Atrocious, Tailing 7Y Auction As Foreign Demand Craters
After a poor 2Y auction, a subpar 5Y yesterday, it only makes sense that the week’s final coupon auction – today’s sale of 7Y paper – was the ugliest yet.
Stopping at a high yield of 3.953%, this was a slight pick up from last month’s 3.925%. It also tailed the When Issued 3.947 by 0.6bps, the biggest tail since August 2024.
The bid to cover was just 2.395, a big drop from 2.489 in August and the lowest since March 2023.
But it was the internals that were especially bad: Indirects, aka foreign buyers, plunged from 77.5% to 56.4%, the biggest monthly drop in 4 years.
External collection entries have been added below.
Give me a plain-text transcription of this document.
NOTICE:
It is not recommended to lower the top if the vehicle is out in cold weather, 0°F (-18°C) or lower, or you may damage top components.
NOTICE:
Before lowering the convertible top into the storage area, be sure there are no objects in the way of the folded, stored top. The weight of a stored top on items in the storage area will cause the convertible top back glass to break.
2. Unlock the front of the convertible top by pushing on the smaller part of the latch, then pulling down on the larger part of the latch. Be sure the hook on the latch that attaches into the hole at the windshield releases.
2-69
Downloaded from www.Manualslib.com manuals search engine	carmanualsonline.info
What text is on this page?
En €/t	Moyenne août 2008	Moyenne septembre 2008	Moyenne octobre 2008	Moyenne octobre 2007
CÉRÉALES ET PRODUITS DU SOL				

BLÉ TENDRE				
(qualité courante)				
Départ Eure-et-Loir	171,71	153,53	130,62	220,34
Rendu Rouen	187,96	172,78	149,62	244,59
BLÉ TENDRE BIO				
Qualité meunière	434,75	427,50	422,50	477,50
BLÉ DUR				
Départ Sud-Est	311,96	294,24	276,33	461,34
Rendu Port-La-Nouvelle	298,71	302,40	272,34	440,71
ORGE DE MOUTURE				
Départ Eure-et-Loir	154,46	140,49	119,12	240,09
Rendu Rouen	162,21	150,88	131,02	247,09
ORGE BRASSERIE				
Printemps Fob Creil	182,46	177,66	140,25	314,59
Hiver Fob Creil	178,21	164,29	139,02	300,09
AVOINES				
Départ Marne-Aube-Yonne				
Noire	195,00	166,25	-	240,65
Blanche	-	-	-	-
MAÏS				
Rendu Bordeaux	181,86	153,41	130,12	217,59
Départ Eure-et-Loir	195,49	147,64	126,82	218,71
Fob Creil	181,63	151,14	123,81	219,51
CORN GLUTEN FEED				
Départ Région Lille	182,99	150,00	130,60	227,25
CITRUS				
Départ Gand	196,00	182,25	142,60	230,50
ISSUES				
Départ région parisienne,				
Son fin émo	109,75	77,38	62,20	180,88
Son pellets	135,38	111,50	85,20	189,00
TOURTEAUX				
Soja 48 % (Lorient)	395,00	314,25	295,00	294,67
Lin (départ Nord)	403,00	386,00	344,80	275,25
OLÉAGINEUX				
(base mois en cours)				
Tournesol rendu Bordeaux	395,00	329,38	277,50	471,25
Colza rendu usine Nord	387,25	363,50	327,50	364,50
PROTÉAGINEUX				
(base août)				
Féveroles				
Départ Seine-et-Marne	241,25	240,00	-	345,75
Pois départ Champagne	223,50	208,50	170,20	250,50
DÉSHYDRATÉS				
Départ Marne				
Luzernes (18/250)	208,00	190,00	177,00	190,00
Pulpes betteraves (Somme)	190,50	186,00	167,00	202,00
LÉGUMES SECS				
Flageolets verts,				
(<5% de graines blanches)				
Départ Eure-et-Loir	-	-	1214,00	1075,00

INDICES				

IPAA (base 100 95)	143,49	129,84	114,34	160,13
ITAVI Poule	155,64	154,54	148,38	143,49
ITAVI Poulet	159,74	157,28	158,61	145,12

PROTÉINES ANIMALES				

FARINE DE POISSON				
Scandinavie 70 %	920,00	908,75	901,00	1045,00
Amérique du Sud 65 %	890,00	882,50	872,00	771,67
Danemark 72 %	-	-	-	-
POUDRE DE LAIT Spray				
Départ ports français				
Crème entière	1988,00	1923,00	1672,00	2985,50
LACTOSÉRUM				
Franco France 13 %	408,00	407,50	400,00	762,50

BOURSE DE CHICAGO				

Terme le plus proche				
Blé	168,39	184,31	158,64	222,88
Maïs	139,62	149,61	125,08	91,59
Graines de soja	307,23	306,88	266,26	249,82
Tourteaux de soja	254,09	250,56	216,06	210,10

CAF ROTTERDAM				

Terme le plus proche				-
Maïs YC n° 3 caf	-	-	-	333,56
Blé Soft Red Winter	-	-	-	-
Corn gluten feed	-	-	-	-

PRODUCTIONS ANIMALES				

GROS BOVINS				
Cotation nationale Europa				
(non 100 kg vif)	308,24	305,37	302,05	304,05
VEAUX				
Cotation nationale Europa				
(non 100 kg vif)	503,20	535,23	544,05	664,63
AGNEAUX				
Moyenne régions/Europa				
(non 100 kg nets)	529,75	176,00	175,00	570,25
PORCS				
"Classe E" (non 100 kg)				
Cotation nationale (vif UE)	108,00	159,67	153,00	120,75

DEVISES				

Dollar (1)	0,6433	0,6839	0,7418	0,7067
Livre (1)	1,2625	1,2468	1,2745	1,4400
Worse, this was the lowest foreign demand since March 2021, when as veteran bond traders will recall, the US had a near-failed 7Y auction.
And with Directs taking 31.6%, or one of the highest on record, and surge from 12.8% in August, Dealers were left holding 12.0%, which was also higher than the 9.79% last month, in what can only be described as an absolutely abysmal breakdown of demand.
Overall, this was the ugliest 7Y auction we have seen since 2021, and one wonders if the coordinated selling across both stocks and bonds isn’t just another confirmation of the rollover across global markets that Goldman’s Bobby Molavi highlighted yesterday.